[Alvarez, jhr. Adolf]
ALVAREZ (jhr. Adolf) dict Hoedemaker, zoon van Guilliaem Alvarez Hoemakers (broer van Pieter (1), die volgt) en van Susanna Boers, ged. te IJzendijke 28 Dec. 1631, overl. te Axel na 1680. De traditie die dit geslacht wil doen afstammen van Alva of zijn zoon Don Frederik is stellig onjuist; hoogstwaarschijnlijk is de familie uit Gent naar Zeeland uitgeweken. Adolf diende sedert April 1655 als luitenant in de compagnie van zijn oom Bartholomeüs, werd 19 Maart 1671 benoemd tot luitenant bij de compagnie mariniers onder den admiraal Adr. Bankert. Den 29sten April 1672 volgde zijn aanstelling tot kapitein eener comp. voetknechten, waarna hij 11 Jan. 1676 door gecommitteerde raden van Zeeland benoemd werd tot ontvanger van de huisschatting over de steden en kwartieren van Axel en Neuzen. In de notulen dezer raden van 27 Aug. 1676 wordt van zijn zoon gezegd, dat deze voor den tijd van een jaar wordt ‘gecontinueert op de rolle van de oude en impotente soldaten met een soldate paye’.

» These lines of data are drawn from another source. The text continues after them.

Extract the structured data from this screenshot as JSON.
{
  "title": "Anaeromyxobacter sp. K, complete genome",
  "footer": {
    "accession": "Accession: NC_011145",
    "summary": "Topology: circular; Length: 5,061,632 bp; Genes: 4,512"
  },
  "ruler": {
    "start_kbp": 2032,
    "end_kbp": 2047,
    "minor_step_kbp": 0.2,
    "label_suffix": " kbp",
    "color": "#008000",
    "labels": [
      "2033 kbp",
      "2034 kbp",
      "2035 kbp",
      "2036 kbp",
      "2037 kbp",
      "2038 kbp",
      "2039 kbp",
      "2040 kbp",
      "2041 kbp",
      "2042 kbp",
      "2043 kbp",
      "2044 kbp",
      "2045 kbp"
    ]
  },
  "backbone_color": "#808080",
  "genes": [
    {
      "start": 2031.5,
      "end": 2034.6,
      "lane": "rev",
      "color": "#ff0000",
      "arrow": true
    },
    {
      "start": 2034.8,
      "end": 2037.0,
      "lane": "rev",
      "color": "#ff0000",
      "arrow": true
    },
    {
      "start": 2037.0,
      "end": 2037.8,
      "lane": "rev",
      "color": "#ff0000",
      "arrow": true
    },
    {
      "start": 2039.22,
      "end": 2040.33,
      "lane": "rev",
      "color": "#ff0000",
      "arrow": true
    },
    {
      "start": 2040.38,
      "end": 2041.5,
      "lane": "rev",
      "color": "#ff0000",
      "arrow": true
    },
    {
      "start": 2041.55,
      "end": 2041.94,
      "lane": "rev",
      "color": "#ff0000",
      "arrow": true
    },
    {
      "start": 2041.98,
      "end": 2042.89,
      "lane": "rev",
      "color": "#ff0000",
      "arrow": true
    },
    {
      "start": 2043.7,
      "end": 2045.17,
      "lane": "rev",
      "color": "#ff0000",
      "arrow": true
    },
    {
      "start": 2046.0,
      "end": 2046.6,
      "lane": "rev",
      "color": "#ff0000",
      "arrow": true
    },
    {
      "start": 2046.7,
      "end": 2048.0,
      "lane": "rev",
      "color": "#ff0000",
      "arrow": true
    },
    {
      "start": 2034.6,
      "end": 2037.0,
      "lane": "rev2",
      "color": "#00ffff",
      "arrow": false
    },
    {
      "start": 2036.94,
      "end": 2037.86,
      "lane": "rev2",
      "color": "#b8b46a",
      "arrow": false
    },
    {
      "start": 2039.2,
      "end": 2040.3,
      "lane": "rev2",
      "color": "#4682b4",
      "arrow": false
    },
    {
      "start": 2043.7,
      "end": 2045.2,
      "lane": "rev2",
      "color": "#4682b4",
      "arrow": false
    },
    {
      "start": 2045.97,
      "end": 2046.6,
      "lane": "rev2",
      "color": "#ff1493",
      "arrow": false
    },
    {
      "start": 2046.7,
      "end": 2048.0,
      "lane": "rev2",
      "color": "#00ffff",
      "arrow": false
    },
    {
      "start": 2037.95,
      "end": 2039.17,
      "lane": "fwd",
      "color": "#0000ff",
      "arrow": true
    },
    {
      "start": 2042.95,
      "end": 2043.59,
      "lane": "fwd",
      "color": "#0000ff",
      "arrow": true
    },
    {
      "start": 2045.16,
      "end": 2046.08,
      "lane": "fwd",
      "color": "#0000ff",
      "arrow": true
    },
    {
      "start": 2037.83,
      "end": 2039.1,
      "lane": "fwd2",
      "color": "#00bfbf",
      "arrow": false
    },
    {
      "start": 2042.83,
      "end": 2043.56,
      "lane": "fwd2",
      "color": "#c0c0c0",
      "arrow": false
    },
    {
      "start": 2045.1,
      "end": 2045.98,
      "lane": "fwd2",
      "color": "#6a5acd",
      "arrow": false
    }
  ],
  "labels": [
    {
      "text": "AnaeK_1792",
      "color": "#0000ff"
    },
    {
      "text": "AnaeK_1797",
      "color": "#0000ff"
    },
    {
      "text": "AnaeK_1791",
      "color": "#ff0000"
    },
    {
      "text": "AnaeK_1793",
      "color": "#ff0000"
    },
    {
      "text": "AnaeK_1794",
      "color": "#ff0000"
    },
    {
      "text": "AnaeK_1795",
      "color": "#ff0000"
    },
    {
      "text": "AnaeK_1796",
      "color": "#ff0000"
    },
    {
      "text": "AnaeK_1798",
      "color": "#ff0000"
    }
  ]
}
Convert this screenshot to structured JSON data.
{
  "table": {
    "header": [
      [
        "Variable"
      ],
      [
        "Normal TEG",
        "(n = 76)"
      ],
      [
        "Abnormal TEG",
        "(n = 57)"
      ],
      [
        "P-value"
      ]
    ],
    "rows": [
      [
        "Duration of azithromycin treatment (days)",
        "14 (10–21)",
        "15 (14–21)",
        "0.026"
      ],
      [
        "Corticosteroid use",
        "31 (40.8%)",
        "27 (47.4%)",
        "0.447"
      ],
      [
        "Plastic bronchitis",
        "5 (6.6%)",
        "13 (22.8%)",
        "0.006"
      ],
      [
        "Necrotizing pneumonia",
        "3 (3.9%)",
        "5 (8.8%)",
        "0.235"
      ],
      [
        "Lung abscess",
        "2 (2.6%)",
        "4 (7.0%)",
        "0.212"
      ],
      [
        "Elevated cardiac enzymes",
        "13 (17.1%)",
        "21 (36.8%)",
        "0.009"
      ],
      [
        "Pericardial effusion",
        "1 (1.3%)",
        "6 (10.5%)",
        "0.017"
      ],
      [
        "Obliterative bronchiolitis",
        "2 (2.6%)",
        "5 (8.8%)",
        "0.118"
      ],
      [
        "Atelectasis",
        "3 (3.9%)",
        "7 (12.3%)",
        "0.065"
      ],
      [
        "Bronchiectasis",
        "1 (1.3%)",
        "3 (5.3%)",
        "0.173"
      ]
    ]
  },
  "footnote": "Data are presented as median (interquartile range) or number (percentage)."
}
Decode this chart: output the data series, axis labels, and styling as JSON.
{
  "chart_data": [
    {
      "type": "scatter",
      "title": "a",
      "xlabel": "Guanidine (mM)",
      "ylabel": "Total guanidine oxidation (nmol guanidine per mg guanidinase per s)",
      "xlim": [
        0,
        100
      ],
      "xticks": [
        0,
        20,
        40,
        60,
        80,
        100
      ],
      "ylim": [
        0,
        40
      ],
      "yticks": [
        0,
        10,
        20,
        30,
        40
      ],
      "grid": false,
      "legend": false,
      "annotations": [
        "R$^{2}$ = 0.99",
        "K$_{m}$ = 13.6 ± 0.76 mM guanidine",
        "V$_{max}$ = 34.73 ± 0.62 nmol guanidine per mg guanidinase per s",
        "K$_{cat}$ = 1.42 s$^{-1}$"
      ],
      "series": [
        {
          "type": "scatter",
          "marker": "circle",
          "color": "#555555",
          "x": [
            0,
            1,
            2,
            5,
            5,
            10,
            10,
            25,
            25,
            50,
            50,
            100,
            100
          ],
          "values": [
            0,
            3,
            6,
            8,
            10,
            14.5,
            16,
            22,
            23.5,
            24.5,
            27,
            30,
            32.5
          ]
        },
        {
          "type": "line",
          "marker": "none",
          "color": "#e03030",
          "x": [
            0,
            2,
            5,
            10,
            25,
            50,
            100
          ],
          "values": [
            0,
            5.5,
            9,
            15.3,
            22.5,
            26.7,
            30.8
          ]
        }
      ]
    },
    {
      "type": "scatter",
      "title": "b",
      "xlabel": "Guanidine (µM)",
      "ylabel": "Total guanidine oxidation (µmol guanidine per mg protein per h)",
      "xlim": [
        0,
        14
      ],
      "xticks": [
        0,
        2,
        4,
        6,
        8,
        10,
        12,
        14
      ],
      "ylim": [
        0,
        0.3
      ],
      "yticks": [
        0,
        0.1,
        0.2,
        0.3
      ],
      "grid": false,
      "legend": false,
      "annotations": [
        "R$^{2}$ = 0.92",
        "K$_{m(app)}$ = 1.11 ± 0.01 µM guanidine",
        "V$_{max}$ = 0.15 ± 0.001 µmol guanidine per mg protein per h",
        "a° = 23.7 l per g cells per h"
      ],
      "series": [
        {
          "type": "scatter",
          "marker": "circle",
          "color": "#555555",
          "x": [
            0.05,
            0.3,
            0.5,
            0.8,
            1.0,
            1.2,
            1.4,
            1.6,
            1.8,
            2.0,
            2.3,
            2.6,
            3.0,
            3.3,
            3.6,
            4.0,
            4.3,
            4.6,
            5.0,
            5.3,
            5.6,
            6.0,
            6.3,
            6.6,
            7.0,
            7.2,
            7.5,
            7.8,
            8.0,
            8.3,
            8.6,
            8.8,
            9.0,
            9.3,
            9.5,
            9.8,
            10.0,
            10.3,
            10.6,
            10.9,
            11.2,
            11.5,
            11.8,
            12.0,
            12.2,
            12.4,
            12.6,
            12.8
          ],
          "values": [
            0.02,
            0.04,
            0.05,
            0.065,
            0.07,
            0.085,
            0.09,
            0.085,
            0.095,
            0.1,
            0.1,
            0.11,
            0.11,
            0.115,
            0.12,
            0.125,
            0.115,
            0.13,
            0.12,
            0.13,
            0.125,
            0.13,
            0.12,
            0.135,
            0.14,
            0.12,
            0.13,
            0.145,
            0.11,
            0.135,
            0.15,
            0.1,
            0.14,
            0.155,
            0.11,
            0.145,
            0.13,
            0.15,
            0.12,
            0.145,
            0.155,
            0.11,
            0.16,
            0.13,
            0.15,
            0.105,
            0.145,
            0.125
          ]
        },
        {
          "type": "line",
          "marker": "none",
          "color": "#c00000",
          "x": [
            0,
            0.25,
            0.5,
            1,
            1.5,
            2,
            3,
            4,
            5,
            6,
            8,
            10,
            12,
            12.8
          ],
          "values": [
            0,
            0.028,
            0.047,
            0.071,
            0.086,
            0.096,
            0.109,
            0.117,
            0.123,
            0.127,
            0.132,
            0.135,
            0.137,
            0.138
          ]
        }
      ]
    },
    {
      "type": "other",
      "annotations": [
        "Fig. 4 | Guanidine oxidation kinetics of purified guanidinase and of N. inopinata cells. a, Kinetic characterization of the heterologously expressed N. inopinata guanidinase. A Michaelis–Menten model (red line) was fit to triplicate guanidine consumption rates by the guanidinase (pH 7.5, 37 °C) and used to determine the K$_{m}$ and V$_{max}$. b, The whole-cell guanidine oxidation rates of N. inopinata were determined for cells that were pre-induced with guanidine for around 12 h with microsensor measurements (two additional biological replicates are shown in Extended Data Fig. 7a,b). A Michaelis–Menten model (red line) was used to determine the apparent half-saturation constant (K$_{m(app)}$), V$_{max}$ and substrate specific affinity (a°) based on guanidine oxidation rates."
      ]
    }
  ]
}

Te Axel huwde hij 21 Oct. 1657 met Catharina Lammens (1638-85), dochter van Pieter L. en Elisabeth Smits. Hieruit sproten Susanna (1658), Elisabeth (1660), Pieter (1663), Guilliaem (1665), Ferdinandus (1667), Jan (1670) en Susanna Barbara (1673).
Zie voor hem en volgenden: van Eck, De nederl. fam. Alvarez.... enz. ('s Gravenh. 1921).